Les promesses de la finance désintermédiée s’accompagnent cependant de risques spécifiques, auxquels s’ajoutent les fragilités de l’écosystème des crypto-actifs. Une partie de ces risques sont ainsi étroitement liés aux caractéristiques des technologies qui en font précisément l’intérêt : les solutions recherchées pour améliorer les performances des blockchains sont aussi celles qui peuvent fragiliser les mécanismes de consensus ou créer de nouveaux problèmes de sécurité ; de même, au niveau de la couche applicative, la transparence du code informatique, la composabilité des automates exécuteurs de clauses (smart contracts) ou encore leur dépendance aux « oracles », sont tout autant des avantages de la finance désintermédiée que des facteurs de sa vulnérabilité. Enfin l’accès des utilisateurs à ces services soulève quant à lui des questions plus traditionnelles pour un contrôleur du secteur financier.

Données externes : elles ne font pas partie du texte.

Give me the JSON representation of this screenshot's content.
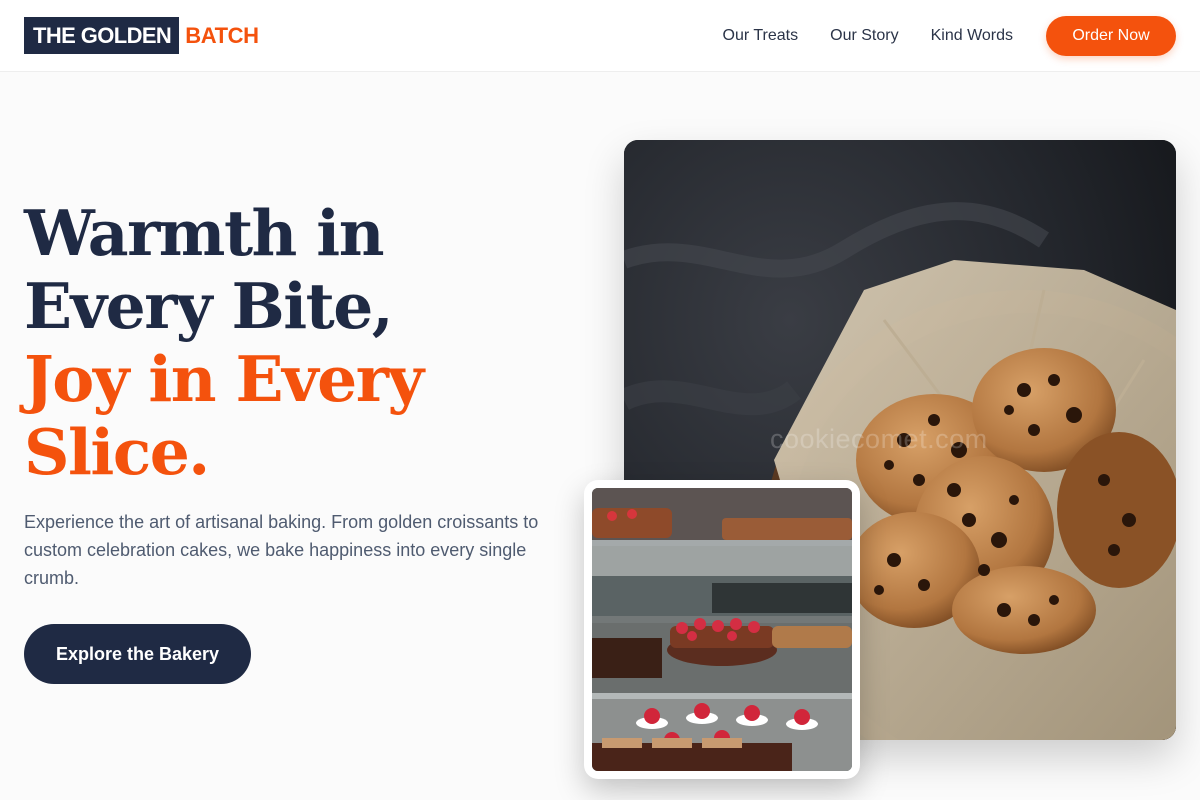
{
  "brand": {
    "logo_primary": "THE GOLDEN",
    "logo_accent": "BATCH",
    "colors": {
      "navy": "#1f2a44",
      "accent": "#f4520d"
    }
  },
  "nav": {
    "links": [
      "Our Treats",
      "Our Story",
      "Kind Words"
    ],
    "cta_label": "Order Now"
  },
  "hero": {
    "headline_lines": [
      "Warmth in",
      "Every Bite,",
      "Joy in Every",
      "Slice."
    ],
    "description": "Experience the art of artisanal baking. From golden croissants to custom celebration cakes, we bake happiness into every single crumb.",
    "cta_label": "Explore the Bakery"
  },
  "images": {
    "main_watermark": "cookiecomet.com",
    "main_icon": "cookie-basket-photo",
    "secondary_icon": "pastry-display-case-photo"
  }
}
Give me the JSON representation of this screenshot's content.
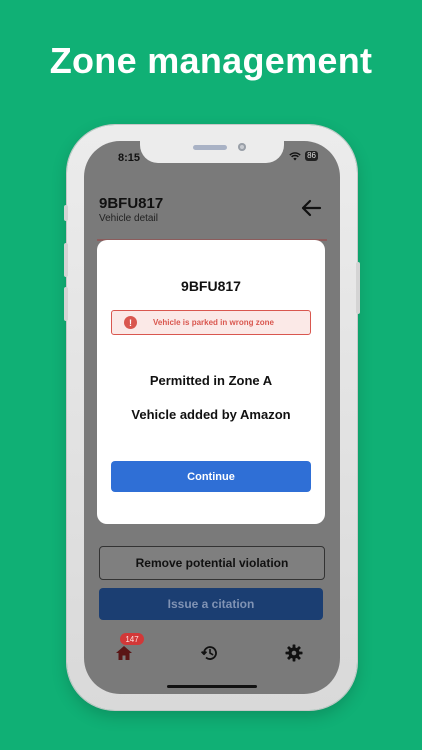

Rédigé après une série d’entretiens auprès d’acteurs de l’écosystème, le document de réflexion avance plusieurs pistes possibles de réglementation. Celles-ci portent sur les trois grandes strates de la finance décentralisée :

  • s’assurer de la résilience des infrastructures blockchain qui servent de base à la finance décentralisée, par exemple en imposant des standards de sécurité et en limitant les risques de concentration des capacités de validation des transactions dans la main de quelques acteurs ;
  • renforcer la sécurité des automates exécuteurs de clauses (smart contracts), via un mécanisme de certification portant sur la sécurité du code informatique, la nature du service fourni ou encore la gouvernance ;
  • mieux encadrer la fourniture de services et l’accès des utilisateurs à ces services, par exemple en instaurant un cadre de contrôle renforcé des intermédiaires qui assurent en pratique l’accès des utilisateurs aux services de la finance décentralisée.

L’idée principale développée dans le document est que la réglementation de la finance désintermédiée ne peut se borner à répliquer les dispositifs encadrant actuellement la finance traditionnelle. Elle doit tenir compte, au contraire, des spécificités de la DeFi. En outre, elle ne devrait pas s’envisager comme un bloc monolithique, mais pourrait plutôt prendre la forme d’une hybridation entre les réglementations financières traditionnelles et des réglementations inspirées d’autres secteurs économiques.

Le document de réflexion publié n’exprime pas une position définitive de l’ACPR : son objectif est de développer une première analyse des pistes règlementaires, en vue de les discuter avec les parties prenantes à l’occasion de la consultation publique. L’ACPR entend ainsi nourrir les réflexions en cours, notamment au niveau européen, dans le prolongement du règlement européen MiCA.

Cette démarche collaborative s’inscrit dans la lignée des actions menées par l’ACPR à travers son Pôle Fintech-Innovation et le Forum Fintech pour accompagner et encadrer le développement de l’écosystème innovant, en collaboration avec tous les acteurs la Place.

Le document de réflexion est soumis à une large consultation publique jusqu’au 19 mai 2023.